ANGLE DOMINANT
Nairobi salue une victoire diplomatique portée par le Sud et retient du vote solitaire des États-Unis la preuve que la carte du monde reste un enjeu de pouvoir.
Angle dominant identifié — ne reflète pas l’unanimité des médias de ce pays
POINTS CLES
- 01
La résolution « Correct the Map », portée par le Togo au nom de l'Union africaine et soutenue par les Bahamas, a été adoptée par 164 voix pour, 1 contre (États-Unis) et 6 abstentions (Estonie, Géorgie, Lituanie, Moldavie, Serbie, Ukraine).
- 02
Sur la projection de Mercator (1569), le Groenland apparaît presque aussi grand que l'Afrique, alors que le continent est environ quatorze fois plus vaste.
- 03
Le représentant américain a qualifié le texte de « bernacles » sur les travaux de l'ONU, dénonçant un débat sur « des projets cartographiques du XVIe siècle » plutôt que sur des problèmes réels de paix et de prospérité.
ANALYSE
Nairobi, 5 septembre 2026. L'Assemblée générale des Nations unies a adopté vendredi 4 septembre 2026 la résolution « Correct the Map », par 164 voix pour, une seule voix contre — celle des États-Unis — et six abstentions (Estonie, Géorgie, Lituanie, Moldavie, Serbie, Ukraine). Portée par le Togo au nom de l'Union africaine, avec le soutien des Bahamas, le texte encourage gouvernements, écoles, organisations internationales et entreprises technologiques à privilégier des projections à surfaces égales, comme Equal Earth, plutôt que la projection de Mercator, conçue en 1569 pour la navigation maritime.

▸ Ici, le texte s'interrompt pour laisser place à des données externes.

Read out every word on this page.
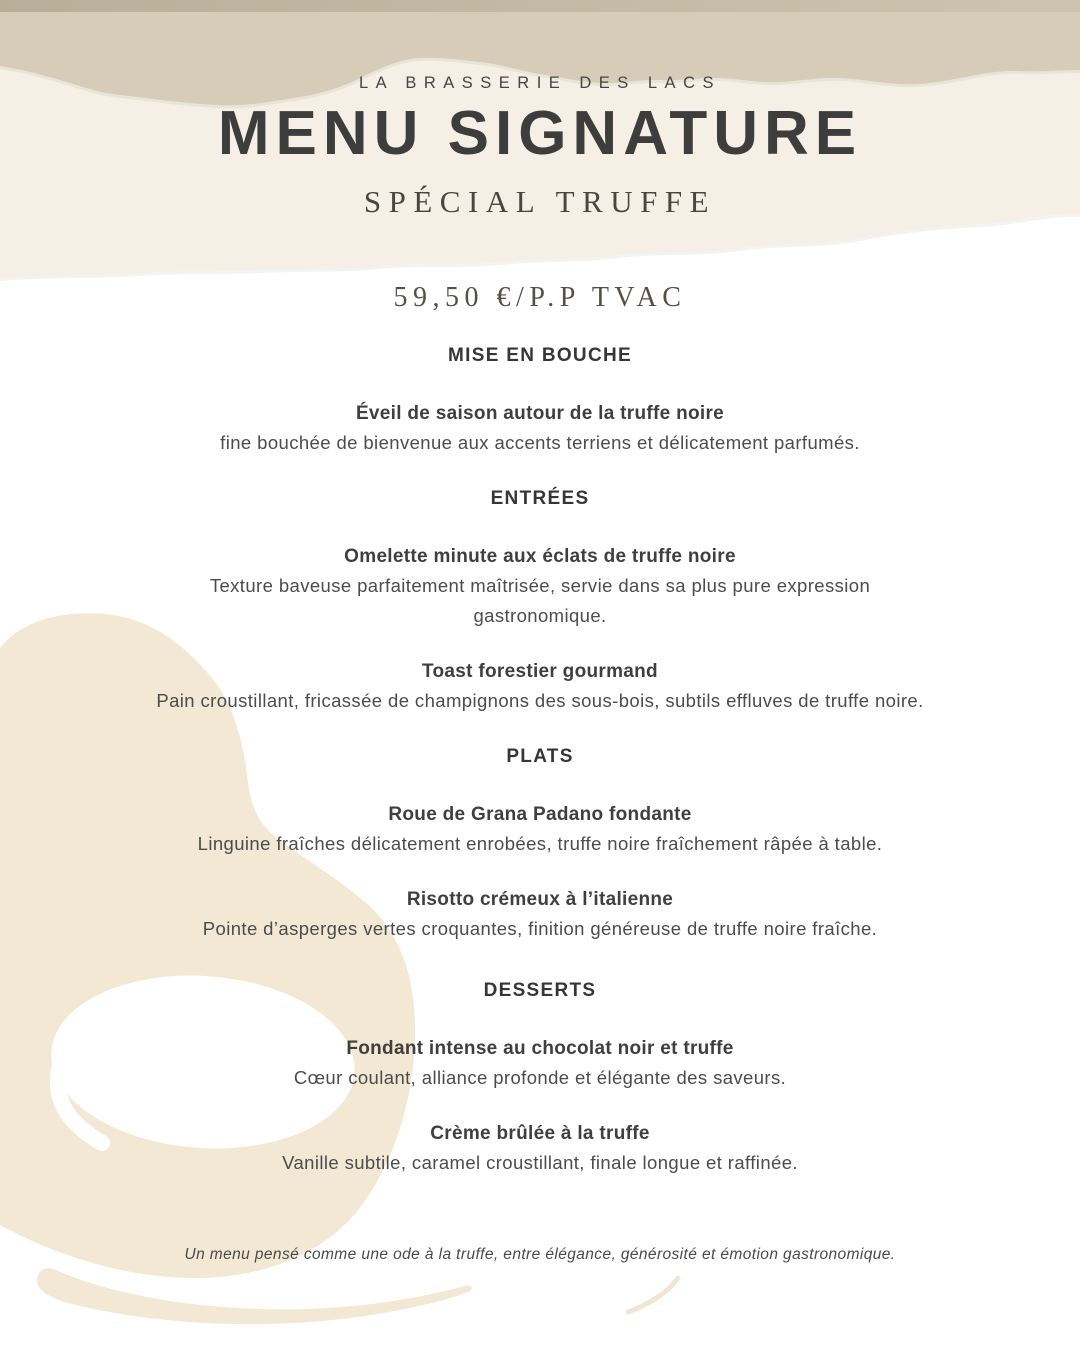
LA BRASSERIE DES LACS
MENU SIGNATURE
SPÉCIAL TRUFFE
59,50 €/P.P TVAC
MISE EN BOUCHE
Éveil de saison autour de la truffe noire
fine bouchée de bienvenue aux accents terriens et délicatement parfumés.
ENTRÉES
Omelette minute aux éclats de truffe noire
Texture baveuse parfaitement maîtrisée, servie dans sa plus pure expression gastronomique.
Toast forestier gourmand
Pain croustillant, fricassée de champignons des sous-bois, subtils effluves de truffe noire.
PLATS
Roue de Grana Padano fondante
Linguine fraîches délicatement enrobées, truffe noire fraîchement râpée à table.
Risotto crémeux à l’italienne
Pointe d’asperges vertes croquantes, finition généreuse de truffe noire fraîche.
DESSERTS
Fondant intense au chocolat noir et truffe
Cœur coulant, alliance profonde et élégante des saveurs.
Crème brûlée à la truffe
Vanille subtile, caramel croustillant, finale longue et raffinée.
Un menu pensé comme une ode à la truffe, entre élégance, générosité et émotion gastronomique.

Le grief est ancien : sur Mercator, le Groenland apparaît presque aussi vaste que l'Afrique, alors que le continent est environ quatorze fois plus grand. L'Union africaine avait rappelé, avant le vote, que « l'Afrique est plus grande que les États-Unis, la Chine, l'Europe de l'Ouest et l'Inde réunis ». Pour Addis-Abeba, cette distorsion n'a rien d'anodin : elle a longtemps minimisé la perception du poids du continent dans les manuels scolaires, les médias et les institutions internationales.
Saluant l'adoption du texte, référencé A/80/L.104, l'UA a félicité le Togo et le Groupe Afrique, y voyant une étape « historique » vers une représentation cartographique équitable. Des soutiens de l'initiative sont allés plus loin, qualifiant la distorsion traditionnelle de forme de « colonialisme cartographique ».
Seuls les États-Unis ont voté contre. Leur représentant a dénoncé un texte qui ne pouvait « être séparé du projet idéologique plus large et plus radical auquel il appartient », regrettant que l'Assemblée débatte « de projets cartographiques du XVIe siècle et de leur rôle dans la promotion des réparations et de la justice cognitive » plutôt que des problèmes réels de paix et de prospérité. Washington a qualifié ce type de résolutions de « bernacles » entravant les travaux de l'organisation.
La résolution, non contraignante, n'interdit pas l'usage de Mercator ni n'oblige à l'abandonner : elle invite à recourir à des cartes à surfaces égales lorsque la taille relative des territoires importe. Pour Nairobi, le vote solitaire de Washington confirme surtout qu'une carte n'est jamais neutre — et que la contester reste, pour l'instant, l'affaire du Sud.